Tutorial and summary of e.net development (1)

Source: Internet
Author: User
Tutorial and summary of e.net development (1)

Lucene is a famous open-source search framework. For English, the word segmentation process is good, but for Japanese and Chinese, the word segmentation is a bottleneck for Chinese. I did not distinguish words by interval. It was almost a year before I came into contact with the Project. Because I liked C # very much, lucene has always been a concern. net, no time to view Lucene (Java) version. Of course, my java level really cannot be used to make everyone laugh.

First, I would like to introduce some of the methods for storing data. It keeps the data according to one of its index values and retrieves the index location directly during search, then, the specific value is obtained.

I will use the following statements. Like common dB operations, you need to know: new, delete, edit, update (Delete first, then update), merge, and optimize.
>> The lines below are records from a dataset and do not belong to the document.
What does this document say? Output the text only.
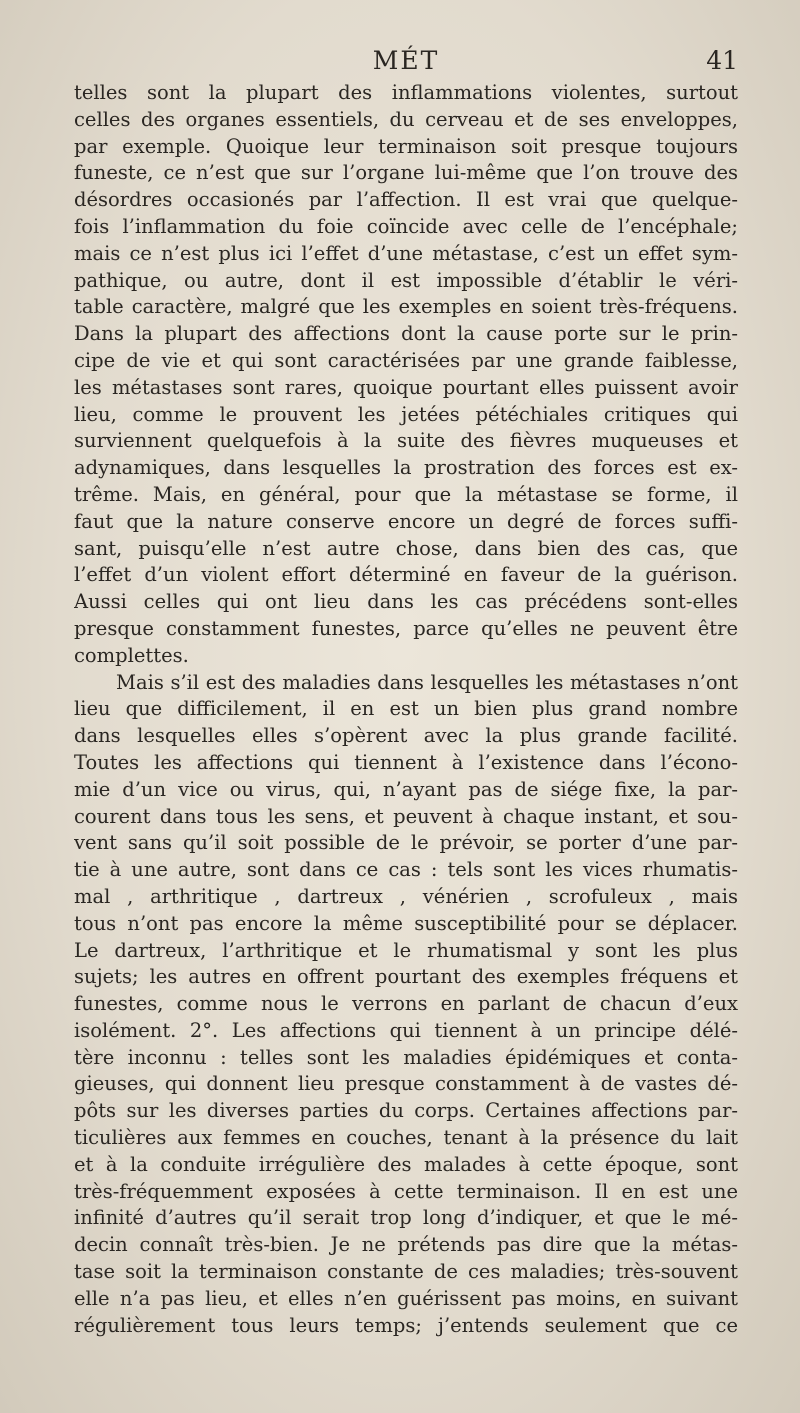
MÉT	41
telles sont la plupart des inflammations violentes, surtout
celles des organes essentiels, du cerveau et de ses enveloppes,
par exemple. Quoique leur terminaison soit presque toujours
funeste, ce n’est que sur l’organe lui-même que l’on trouve des
désordres occasionés par l’affection. Il est vrai que quelque-
fois l’inflammation du foie coïncide avec celle de l’encéphale;
mais ce n’est plus ici l’effet d’une métastase, c’est un effet sym-
pathique, ou autre, dont il est impossible d’établir le véri-
table caractère, malgré que les exemples en soient très-fréquens.
Dans la plupart des affections dont la cause porte sur le prin-
cipe de vie et qui sont caractérisées par une grande faiblesse,
les métastases sont rares, quoique pourtant elles puissent avoir
lieu, comme le prouvent les jetées pétéchiales critiques qui
surviennent quelquefois à la suite des fièvres muqueuses et
adynamiques, dans lesquelles la prostration des forces est ex-
trême. Mais, en général, pour que la métastase se forme, il
faut que la nature conserve encore un degré de forces suffi-
sant, puisqu’elle n’est autre chose, dans bien des cas, que
l’effet d’un violent effort déterminé en faveur de la guérison.
Aussi celles qui ont lieu dans les cas précédens sont-elles
presque constamment funestes, parce qu’elles ne peuvent être
complettes.
Mais s’il est des maladies dans lesquelles les métastases n’ont
lieu que difficilement, il en est un bien plus grand nombre
dans lesquelles elles s’opèrent avec la plus grande facilité.
Toutes les affections qui tiennent à l’existence dans l’écono-
mie d’un vice ou virus, qui, n’ayant pas de siége fixe, la par-
courent dans tous les sens, et peuvent à chaque instant, et sou-
vent sans qu’il soit possible de le prévoir, se porter d’une par-
tie à une autre, sont dans ce cas : tels sont les vices rhumatis-
mal , arthritique , dartreux , vénérien , scrofuleux , mais
tous n’ont pas encore la même susceptibilité pour se déplacer.
Le dartreux, l’arthritique et le rhumatismal y sont les plus
sujets; les autres en offrent pourtant des exemples fréquens et
funestes, comme nous le verrons en parlant de chacun d’eux
isolément. 2°. Les affections qui tiennent à un principe délé-
tère inconnu : telles sont les maladies épidémiques et conta-
gieuses, qui donnent lieu presque constamment à de vastes dé-
pôts sur les diverses parties du corps. Certaines affections par-
ticulières aux femmes en couches, tenant à la présence du lait
et à la conduite irrégulière des malades à cette époque, sont
très-fréquemment exposées à cette terminaison. Il en est une
infinité d’autres qu’il serait trop long d’indiquer, et que le mé-
decin connaît très-bien. Je ne prétends pas dire que la métas-
tase soit la terminaison constante de ces maladies; très-souvent
elle n’a pas lieu, et elles n’en guérissent pas moins, en suivant
régulièrement tous leurs temps; j’entends seulement que ce
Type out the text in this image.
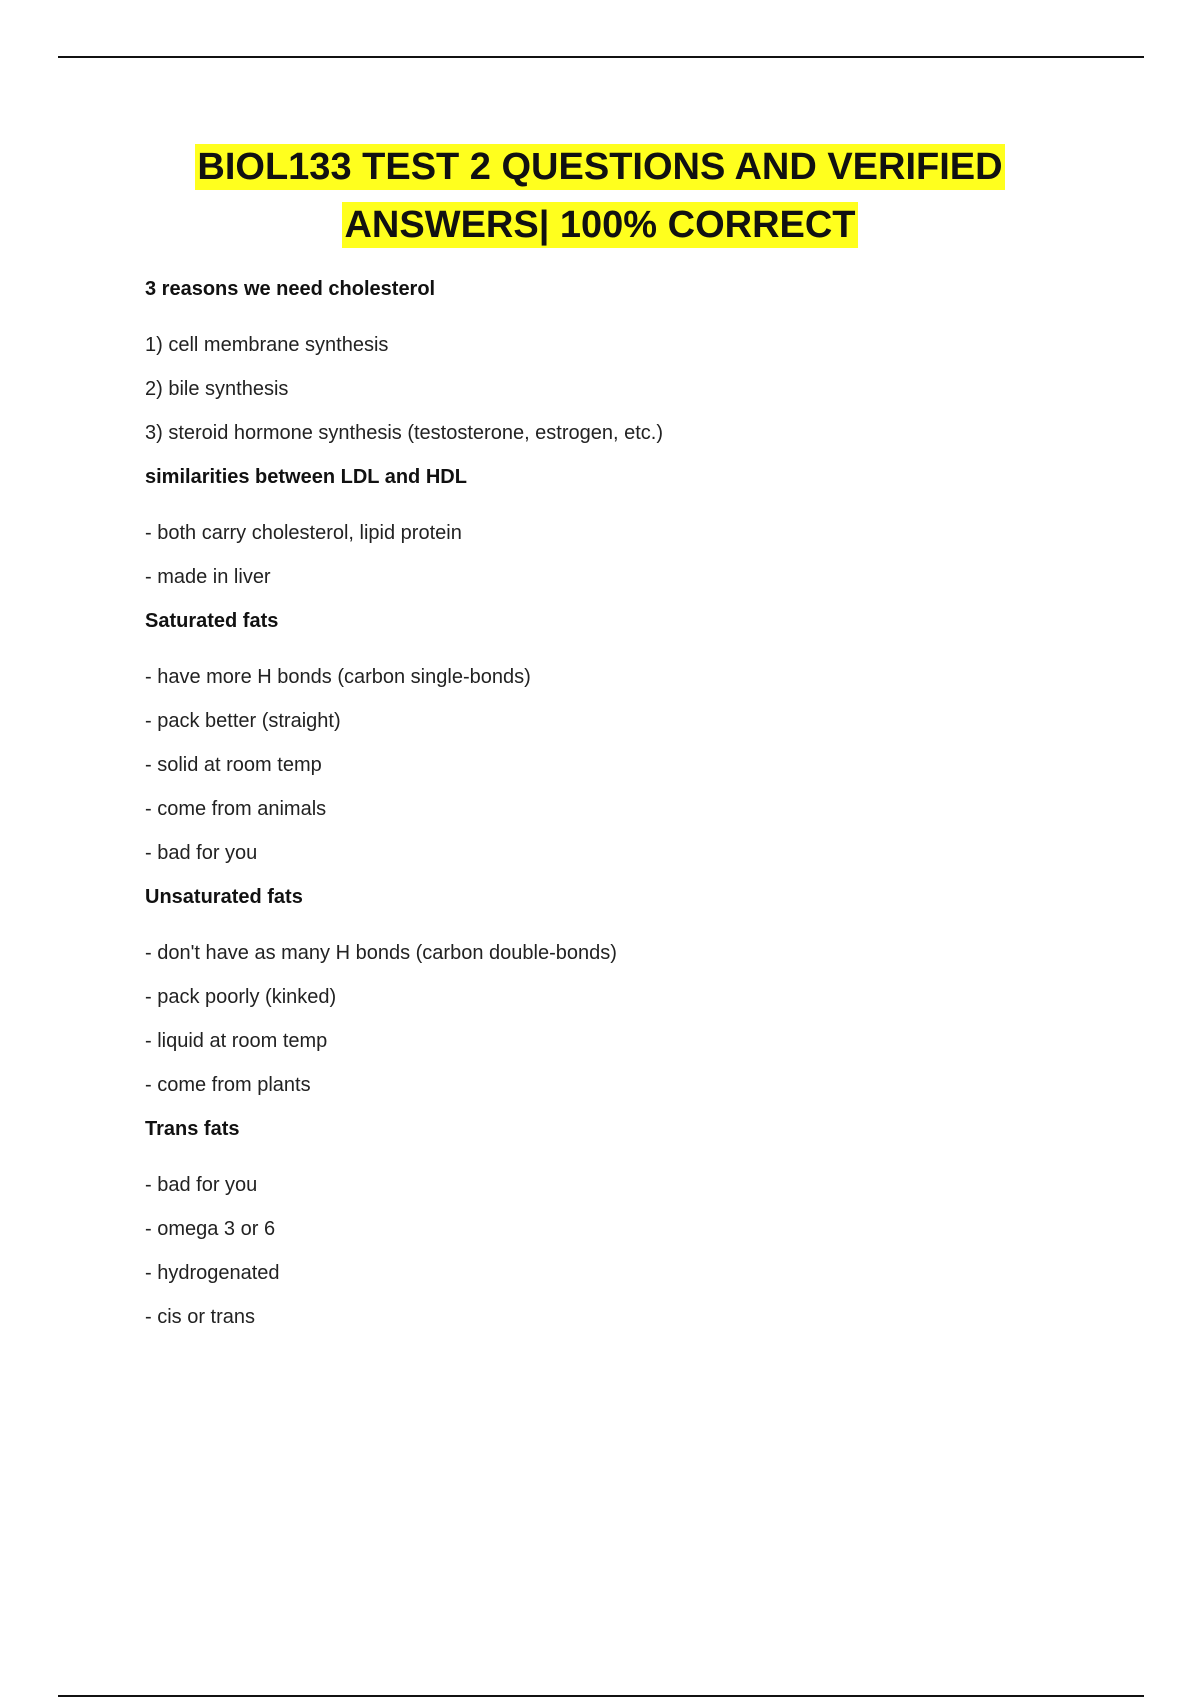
BIOL133 TEST 2 QUESTIONS AND VERIFIED
ANSWERS| 100% CORRECT

3 reasons we need cholesterol

1) cell membrane synthesis

2) bile synthesis

3) steroid hormone synthesis (testosterone, estrogen, etc.)

similarities between LDL and HDL

- both carry cholesterol, lipid protein

- made in liver

Saturated fats

- have more H bonds (carbon single-bonds)

- pack better (straight)

- solid at room temp

- come from animals

- bad for you

Unsaturated fats

- don't have as many H bonds (carbon double-bonds)

- pack poorly (kinked)

- liquid at room temp

- come from plants

Trans fats

- bad for you

- omega 3 or 6

- hydrogenated

- cis or trans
I will introduce it in detail if I have time below. Because it is open source, I will take the key Code Paste it out.

1: Create an index
First, create a directory to keep all files.
// Private directory = new ramdirectory (fsdirectory. getdirectory (@ tutility. staticiodatapath, true ));
// Private directory = new ramdirectory (@ tutility. staticiodatapath );
Private directory = fsdirectory. getdirectory (@ tutility. staticiodatapath. trimend ('/') + "/" + "wordtype", false); // true for the first time, false after

Note:
Both ramdirectory (cache) and fsdirectory can be used (note fsdirectory. if the create parameter of getdirectory is true, the existing index library files will be deleted. If necessary, you can use indexreader. indexexists () method judgment)

Open an existing index library from the specified directory.
Private directory = fsdirectory. getdirectory ("C:" Index ", false );

Load the index library into the memory to increase the search speed.
Private directory = new ramdirectory (fsdirectory. getdirectory (@ "C:" Index ", false ));
// Or
// Private directory = new ramdirectory (C: "Index ");

The second step is to create a analyzer that is used for word segmentation. There are rain marks for Chinese word segmentation, shooot, sharpictclas, and so on. There is also a huge JB, mainly relying on a huge word segmentation dictionary, if I have time in the future, I will say:

Private analyzer = new standardanalyzer ();

This is a standard word segmentation. It comes with Lucene.

Then, create an indexwriter, which is the same as xmlwriter, and write it below:
Indexwriter writer = new indexwriter (ufile, analyzer, true); // true for the first time, false for the next time
// Writer. setmaxfieldlength (1000 );
Writer. setmaxmergedocs (2); // Number of documents merged
// Writer. setmergefactor (1000); // merge factor
Writer. adddocument (getnewdocument (New String [] {initvalue, initvalue }));
Writer. Optimize ();
Writer. Close (); // save
Writer. setusecompoundfile (true); // Merge files

Getnewdocument is defined by myself. The prototype is as follows:

Private document getnewdocument (string [] ARGs ){
Document document = new document ();
Document. Add (new field ("hashkey", argS [0], field. Store. Yes, field. Index. un_tokenized ));
Document. Add (new field ("chinesename", argS [1], field. Store. Yes, field. Index. un_tokenized ));
Return document;
}

It is mainly to create a term, which is the smallest factor of the index and records this object.
 
It must be noted that indexwrite. the adddocument method does not detect duplicate values. If you need to update the values, first find the existing values (as described in the series tutorial), delete them, and add them.

The third parameter of indexwriter is that when you determine whether the segments file exists or not, true means creating a database or overwriting an existing database. False means appending to an existing database, if it is false but there is no segment or CFS file, an error is reported. Therefore, it is important to determine whether it is the first time: if (! Indexreader. indexexists (directory )){
// Initialization is required for the first time
// Makeinit (directory );
}

To create an index file, click here. For details, copy the specific class or method name and check it by yourself.

In the future, I will write all my experiences. And demo again! Great plan

Contact Us

The content source of this page is from Internet, which doesn't represent Alibaba Cloud's opinion; products and services mentioned on that page don't have any relationship with Alibaba Cloud. If the content of the page makes you feel confusing, please write us an email, we will handle the problem within 5 days after receiving your email.

If you find any instances of plagiarism from the community, please send an email to: info-contact@alibabacloud.com and provide relevant evidence. A staff member will contact you within 5 working days.

A Free Trial That Lets You Build Big!

Start building with 50+ products and up to 12 months usage for Elastic Compute Service

  • Sales Support

    1 on 1 presale consultation

  • After-Sales Support

    24/7 Technical Support 6 Free Tickets per Quarter Faster Response

  • Alibaba Cloud offers highly flexible support services tailored to meet your exact needs.